LAS: Is this the first time you have done a totally new musical?
RS: hummmm…Is it? No. I did the Equity Workshop of the Vincent Van Gogh musical, Poet’s Garden, years ago. I helped shape the script, ran several performances, then didn’t continue with its other incarnations. And a few shows I co-wrote/produced and directed although not considered musicals had several musical numbers peppered in (Highballs Ahoy! and Dead Bride Running).
LAS: Tell us about working with Erin and David O.
RS: Such a great experience with both of them. Terrific artists! Erin’s so smart, receptive to ideas and creative. And… she creates amazingly fast on her feet. At one point we all decided a musical number wasn’t working and Erin came back 24 hours later with a perfect and complex new number. She has a huge future in this business. And David is a true pro. His arraignments of Erin’s exquisite music are delightful and he’s been wonderful at keeping the singers spot on every show. It’s so helpful having him on piano for most shows. All that AND he looks like a 1950s picture of Jesus with the most beautiful blue eyes. By the way, let me take a moment to speak about Rick Culbertson, the show’s producer. He’s one of the best I’ve worked with in ages and it’s his first time at the rodeo. He’s a natural, not to mention a true gentleman–a great combination.
LAS: What inspired you for the concept of the versatile set?
RS: I’m in love with levels as they give me endless opportunities to keep the geography of a show from looking stagnant. Although the Hudson’s a small stage, I noticed it had a good high ceiling. At that first theater “walk through,” I immediately imagined the band elevated with playing area in front, stairs that climb down to the deck and a space underneath that could work as an ever changing “garage.” (The garage idea is stolen from myself from a set I designed years ago on a Tallulah Bankhead play at the old St. Genesius Theatre.) Due to worry of a story component that had the opposing lawyer’s offices ping-ponged back and forth, I also knew I’d need them mobile. In order to make all these requirements realized, the remarkable genius and tireless energy of Danny Cistone was hired to design the set.
LAS: What other projects do you have planned?

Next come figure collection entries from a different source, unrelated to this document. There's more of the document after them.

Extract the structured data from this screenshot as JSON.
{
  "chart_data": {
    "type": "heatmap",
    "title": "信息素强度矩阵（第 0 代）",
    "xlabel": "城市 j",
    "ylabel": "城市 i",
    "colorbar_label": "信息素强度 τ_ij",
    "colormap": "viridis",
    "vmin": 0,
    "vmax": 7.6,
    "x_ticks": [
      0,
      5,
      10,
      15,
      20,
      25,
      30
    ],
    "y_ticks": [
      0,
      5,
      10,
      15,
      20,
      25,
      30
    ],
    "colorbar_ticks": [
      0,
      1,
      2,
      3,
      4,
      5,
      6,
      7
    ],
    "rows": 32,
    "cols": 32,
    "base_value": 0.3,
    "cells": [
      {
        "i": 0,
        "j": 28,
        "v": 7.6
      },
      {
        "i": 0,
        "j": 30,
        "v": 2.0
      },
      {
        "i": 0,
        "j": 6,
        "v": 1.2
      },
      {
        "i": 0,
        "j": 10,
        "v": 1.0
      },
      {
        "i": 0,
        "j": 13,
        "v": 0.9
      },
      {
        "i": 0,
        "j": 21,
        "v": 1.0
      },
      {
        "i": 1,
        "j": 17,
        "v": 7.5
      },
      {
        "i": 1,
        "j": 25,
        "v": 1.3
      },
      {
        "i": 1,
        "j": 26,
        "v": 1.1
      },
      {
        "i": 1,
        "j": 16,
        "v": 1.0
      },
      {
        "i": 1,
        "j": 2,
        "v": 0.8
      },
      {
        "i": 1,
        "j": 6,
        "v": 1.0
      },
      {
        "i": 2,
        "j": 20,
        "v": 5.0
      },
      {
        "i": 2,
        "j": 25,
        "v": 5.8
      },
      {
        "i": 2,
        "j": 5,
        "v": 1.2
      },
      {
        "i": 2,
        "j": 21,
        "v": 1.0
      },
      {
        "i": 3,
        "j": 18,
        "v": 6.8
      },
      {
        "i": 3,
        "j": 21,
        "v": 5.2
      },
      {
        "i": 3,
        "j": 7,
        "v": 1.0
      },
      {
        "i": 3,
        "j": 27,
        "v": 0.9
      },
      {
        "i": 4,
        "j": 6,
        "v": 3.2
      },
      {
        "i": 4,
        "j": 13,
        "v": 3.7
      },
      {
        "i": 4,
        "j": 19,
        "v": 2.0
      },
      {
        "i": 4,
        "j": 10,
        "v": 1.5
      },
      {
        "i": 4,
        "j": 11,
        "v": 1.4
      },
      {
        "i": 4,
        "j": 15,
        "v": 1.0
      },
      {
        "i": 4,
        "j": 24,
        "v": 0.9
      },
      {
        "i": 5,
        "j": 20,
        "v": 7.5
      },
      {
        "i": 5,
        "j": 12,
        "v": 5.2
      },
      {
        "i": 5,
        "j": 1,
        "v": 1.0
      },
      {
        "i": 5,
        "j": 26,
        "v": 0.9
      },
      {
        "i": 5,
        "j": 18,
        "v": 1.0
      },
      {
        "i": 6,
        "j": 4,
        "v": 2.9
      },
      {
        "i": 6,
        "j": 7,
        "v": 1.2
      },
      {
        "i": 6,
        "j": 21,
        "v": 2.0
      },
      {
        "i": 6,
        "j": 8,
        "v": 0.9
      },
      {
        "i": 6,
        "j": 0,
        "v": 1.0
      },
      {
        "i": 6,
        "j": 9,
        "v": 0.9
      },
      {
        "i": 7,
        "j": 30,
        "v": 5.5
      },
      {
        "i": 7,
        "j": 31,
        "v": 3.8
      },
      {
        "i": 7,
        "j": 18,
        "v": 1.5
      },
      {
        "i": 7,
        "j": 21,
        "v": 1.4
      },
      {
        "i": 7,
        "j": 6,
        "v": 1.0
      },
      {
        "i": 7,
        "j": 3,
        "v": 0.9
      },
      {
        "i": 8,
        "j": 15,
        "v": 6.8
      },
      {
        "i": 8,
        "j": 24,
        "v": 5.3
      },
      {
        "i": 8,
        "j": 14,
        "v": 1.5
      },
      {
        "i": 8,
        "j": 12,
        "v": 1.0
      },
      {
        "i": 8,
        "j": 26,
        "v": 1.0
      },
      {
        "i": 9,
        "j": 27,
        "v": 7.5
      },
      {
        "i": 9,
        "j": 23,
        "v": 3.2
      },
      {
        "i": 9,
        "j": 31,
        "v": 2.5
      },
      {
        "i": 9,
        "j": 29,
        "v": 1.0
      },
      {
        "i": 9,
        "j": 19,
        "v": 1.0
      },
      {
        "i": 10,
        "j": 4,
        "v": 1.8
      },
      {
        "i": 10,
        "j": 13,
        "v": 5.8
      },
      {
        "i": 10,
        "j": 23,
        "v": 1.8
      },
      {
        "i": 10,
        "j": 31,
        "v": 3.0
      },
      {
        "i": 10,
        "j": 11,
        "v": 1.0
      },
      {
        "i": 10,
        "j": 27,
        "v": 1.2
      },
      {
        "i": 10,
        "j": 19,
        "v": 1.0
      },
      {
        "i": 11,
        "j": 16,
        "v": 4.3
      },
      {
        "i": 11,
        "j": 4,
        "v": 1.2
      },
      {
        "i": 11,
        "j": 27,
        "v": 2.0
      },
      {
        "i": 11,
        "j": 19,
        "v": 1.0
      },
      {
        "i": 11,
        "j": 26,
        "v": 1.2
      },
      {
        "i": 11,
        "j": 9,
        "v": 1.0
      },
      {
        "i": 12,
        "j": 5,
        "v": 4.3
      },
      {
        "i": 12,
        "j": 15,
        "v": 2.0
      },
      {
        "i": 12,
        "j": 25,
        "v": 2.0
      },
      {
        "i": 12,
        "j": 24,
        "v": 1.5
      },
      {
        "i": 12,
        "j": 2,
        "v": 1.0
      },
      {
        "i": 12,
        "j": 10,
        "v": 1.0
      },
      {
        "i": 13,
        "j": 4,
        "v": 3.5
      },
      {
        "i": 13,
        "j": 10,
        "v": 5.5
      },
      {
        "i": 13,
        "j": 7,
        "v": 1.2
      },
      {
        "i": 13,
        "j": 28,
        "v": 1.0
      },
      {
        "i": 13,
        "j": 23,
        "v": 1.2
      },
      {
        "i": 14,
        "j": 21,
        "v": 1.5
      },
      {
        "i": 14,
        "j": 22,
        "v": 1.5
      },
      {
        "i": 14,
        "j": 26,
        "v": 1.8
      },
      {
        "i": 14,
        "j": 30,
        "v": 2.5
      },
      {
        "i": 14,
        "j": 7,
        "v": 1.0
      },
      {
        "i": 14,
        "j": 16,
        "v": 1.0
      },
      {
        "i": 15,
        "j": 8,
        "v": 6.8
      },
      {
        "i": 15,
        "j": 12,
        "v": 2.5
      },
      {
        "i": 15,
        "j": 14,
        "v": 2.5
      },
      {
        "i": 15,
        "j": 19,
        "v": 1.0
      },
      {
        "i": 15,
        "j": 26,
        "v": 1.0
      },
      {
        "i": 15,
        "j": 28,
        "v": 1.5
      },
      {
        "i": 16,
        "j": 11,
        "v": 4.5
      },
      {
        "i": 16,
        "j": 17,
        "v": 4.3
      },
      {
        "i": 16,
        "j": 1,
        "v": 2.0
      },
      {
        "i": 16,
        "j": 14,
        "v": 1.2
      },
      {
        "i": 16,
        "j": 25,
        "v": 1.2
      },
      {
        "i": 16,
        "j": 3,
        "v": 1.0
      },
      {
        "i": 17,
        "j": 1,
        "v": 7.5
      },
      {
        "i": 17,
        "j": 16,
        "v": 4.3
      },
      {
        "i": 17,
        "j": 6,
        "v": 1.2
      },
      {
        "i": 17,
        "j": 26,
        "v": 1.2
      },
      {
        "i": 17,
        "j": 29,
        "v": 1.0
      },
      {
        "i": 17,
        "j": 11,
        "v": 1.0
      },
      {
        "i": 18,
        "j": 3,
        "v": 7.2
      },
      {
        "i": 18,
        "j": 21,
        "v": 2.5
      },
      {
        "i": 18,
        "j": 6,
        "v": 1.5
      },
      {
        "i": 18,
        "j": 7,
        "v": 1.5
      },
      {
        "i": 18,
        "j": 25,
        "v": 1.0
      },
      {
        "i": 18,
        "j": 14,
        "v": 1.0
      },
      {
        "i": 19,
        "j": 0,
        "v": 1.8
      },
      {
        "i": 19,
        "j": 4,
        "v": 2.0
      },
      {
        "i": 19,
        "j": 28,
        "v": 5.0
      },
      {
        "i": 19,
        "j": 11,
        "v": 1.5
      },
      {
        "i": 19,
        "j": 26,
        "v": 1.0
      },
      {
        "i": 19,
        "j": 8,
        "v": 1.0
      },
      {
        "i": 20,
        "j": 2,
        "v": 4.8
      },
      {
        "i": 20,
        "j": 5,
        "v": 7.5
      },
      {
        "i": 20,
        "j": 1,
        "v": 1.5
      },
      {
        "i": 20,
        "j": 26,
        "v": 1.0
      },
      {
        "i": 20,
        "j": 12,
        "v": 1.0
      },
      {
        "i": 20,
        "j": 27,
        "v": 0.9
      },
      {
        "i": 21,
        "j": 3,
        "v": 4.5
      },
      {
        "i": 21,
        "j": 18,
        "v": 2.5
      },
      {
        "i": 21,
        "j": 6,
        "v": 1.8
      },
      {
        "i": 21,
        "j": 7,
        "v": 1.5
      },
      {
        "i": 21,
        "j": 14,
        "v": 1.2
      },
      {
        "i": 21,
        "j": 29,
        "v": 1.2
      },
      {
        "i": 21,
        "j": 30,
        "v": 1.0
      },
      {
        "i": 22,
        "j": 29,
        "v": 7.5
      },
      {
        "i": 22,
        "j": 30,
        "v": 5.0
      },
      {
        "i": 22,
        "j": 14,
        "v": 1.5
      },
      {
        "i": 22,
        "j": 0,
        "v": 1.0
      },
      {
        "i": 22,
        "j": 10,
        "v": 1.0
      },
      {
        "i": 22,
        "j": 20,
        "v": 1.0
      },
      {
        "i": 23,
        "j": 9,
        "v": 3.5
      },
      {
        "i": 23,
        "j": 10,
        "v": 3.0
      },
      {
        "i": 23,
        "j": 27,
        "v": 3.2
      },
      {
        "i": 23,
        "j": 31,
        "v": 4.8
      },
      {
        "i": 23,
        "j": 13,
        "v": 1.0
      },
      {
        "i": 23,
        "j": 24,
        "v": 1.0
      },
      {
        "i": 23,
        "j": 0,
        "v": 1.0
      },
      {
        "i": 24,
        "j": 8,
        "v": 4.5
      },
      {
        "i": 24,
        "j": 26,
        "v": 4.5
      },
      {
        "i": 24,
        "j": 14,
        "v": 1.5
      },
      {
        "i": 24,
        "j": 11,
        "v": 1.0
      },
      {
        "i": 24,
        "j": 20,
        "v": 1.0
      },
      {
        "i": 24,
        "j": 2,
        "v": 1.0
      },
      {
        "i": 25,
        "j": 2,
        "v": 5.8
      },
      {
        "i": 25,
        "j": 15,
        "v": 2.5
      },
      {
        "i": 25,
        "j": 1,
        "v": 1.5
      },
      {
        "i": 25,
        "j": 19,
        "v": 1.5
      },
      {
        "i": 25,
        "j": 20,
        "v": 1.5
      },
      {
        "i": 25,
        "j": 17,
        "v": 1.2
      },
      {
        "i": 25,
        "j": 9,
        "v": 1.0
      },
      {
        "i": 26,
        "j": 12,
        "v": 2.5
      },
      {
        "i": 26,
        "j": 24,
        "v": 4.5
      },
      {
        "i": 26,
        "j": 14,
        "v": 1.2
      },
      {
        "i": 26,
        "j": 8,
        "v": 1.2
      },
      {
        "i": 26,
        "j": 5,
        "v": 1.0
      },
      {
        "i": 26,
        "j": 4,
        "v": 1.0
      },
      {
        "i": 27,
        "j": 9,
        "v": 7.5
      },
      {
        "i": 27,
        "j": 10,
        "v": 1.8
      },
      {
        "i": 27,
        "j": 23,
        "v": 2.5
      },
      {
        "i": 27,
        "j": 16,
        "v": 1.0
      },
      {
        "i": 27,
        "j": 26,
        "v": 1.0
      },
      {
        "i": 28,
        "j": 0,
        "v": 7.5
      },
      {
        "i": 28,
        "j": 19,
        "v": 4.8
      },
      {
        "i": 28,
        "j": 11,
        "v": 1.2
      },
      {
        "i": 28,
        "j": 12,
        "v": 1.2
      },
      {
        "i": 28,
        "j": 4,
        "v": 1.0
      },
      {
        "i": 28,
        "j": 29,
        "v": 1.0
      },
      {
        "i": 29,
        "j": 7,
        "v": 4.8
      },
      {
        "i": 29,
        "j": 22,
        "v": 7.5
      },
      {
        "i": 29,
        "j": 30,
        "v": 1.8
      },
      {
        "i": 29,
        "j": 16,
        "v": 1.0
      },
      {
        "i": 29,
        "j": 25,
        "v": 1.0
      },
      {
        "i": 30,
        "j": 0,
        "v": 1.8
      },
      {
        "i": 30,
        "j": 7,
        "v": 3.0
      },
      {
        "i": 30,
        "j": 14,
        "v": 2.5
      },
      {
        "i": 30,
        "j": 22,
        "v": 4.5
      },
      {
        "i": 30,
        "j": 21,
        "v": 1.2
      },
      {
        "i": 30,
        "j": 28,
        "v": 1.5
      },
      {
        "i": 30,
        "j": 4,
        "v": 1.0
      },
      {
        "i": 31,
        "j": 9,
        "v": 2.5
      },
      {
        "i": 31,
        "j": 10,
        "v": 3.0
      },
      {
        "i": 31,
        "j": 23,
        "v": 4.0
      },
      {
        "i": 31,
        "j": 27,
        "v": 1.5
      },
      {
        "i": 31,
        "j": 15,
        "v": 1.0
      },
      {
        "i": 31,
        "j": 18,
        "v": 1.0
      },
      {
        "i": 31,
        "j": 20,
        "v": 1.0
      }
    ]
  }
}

RS: While looking for my next directing project, I’m currently writing my next play (already a producer’s nightmare due to the huge cast). Its subject matter is a fresh and undiscussed subject of American history. Within the next two years I hope to have it mounted. Also, my producing partner, the wonderful Eileen T’Kaye, and I are still pitching my adaptation and staging of They Shoot Horses, Don’t They? to theaters across the country. It is still one of the most thrilling theatrical experiences of my life. And I’m certain that due to the zeitgeist of today’s depression era obsessed with reality shows of people in combat and misery, it’s the perfect time for a remount. The trick is that it presents some producing foibles due to its large cast and need for an unconventional theatre (non-proscenium) space. I know in my gut some real smart producers/theatre will come along and revive the piece. Any takers?